Das Wiener Landesgericht für Zivilrechtssachen sah das anders und wollte die Obsorge im Bereich Pflege und Erziehung dauerhaft auf das Jugendamt übertragen. Es bedürfe zumindest bei besonders schwerer Misshandlung keines Beweises, dass ein Elternteil daran mitgewirkt habe, erklärte das Gericht. Es reiche schon ein qualifizierter, auch durch umfassende Beweisaufnahmen nicht auszuräumender Verdacht, um das Sorgerecht zu entziehen. Und die Eltern hätten keine nachvollziehbare Erklärung für die Blutergüsse des Kindes im Jochbeinbereich geben können.

Der Oberste Gerichtshof (OGH) betonte, dass den Eltern die Obsorge entzogen werden müsste, wenn sie an den Verletzungen des Kindes schuld wären. „Hier steht aber gar nicht fest, dass diese schwerwiegenden Verletzungen des Kindes Folge einer Misshandlung sind“, sagten die Richter. Denn „zumindest ebenso wahrscheinlich ist nach den Feststellungen ein schicksalshafter Verlauf nach einer schweren Geburt“. Für Letzteres spreche der zeitliche Verlauf der Verletzungen.

Die Höchstrichter (1 Ob 45/16y) entschieden, dass die Eltern das Sorgerecht für ihr Kind, das seit 18 Monaten bei wechselnden Pflegeeltern untergebracht war, zurückbekommen. Denn selbst wenn die Eltern einst mit der Betreuung eines Säuglings überfordert gewesen sein sollten, müsse dies bei einem Nachwuchs im angehenden Kindergartenalter nicht gelten. Um zu überprüfen, dass es dem Kind gut geht, reiche es, wenn die Eltern bestimmten Auflagen zur Kontrolle unterworfen sind. Mit diesen Auflagen (Frühförderung, Entbindung der Ärzte von der Schweigepflicht gegenüber dem Gericht) haben sich die Eltern auch einverstanden gezeigt.
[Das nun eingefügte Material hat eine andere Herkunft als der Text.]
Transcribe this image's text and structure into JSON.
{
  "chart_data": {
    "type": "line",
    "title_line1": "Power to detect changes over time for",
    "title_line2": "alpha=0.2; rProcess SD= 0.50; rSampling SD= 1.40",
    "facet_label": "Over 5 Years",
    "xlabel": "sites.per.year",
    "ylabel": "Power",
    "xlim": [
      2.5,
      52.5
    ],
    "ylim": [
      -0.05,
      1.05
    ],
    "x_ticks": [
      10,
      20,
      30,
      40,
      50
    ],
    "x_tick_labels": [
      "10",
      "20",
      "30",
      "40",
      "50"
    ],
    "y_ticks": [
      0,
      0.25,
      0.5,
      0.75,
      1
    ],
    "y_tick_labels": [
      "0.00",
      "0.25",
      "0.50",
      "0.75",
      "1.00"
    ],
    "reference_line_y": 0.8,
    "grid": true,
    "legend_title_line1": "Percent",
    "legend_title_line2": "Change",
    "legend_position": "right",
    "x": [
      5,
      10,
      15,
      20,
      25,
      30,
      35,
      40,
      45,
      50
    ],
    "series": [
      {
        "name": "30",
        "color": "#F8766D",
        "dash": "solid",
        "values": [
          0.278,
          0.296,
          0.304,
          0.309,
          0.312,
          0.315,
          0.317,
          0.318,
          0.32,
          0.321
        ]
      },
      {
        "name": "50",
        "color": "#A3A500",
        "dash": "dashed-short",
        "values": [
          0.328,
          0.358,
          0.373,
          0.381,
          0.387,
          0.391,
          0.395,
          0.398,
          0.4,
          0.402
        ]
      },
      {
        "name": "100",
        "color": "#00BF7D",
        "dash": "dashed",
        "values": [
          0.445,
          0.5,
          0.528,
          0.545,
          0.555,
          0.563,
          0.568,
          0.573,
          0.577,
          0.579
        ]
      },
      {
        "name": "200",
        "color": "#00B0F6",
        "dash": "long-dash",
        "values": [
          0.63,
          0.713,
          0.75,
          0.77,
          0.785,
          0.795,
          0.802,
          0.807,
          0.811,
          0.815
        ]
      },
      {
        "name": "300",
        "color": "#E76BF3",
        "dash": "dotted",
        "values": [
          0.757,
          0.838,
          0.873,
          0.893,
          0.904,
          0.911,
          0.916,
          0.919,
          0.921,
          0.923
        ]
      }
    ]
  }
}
Strafe in Kärntner Fall bestätigt


Wenn hingegen einem Kind tatsächlich etwas angetan wurde, gibt es kein Pardon, wie ein anderer, diesfalls strafrechtlicher Fall zeigt. Ein Kärntner, der sein Baby zu Tode geschüttelt hatte und vom Landesgericht Klagenfurt zu acht Jahren Haft verurteilt worden war, scheiterte mit seiner Nichtigkeitsbeschwerde beim OGH (12 Os 6/16t). Der Schuldspruch ist somit rechtskräftig, über die Strafhöhe urteilt noch das Oberlandesgericht Graz.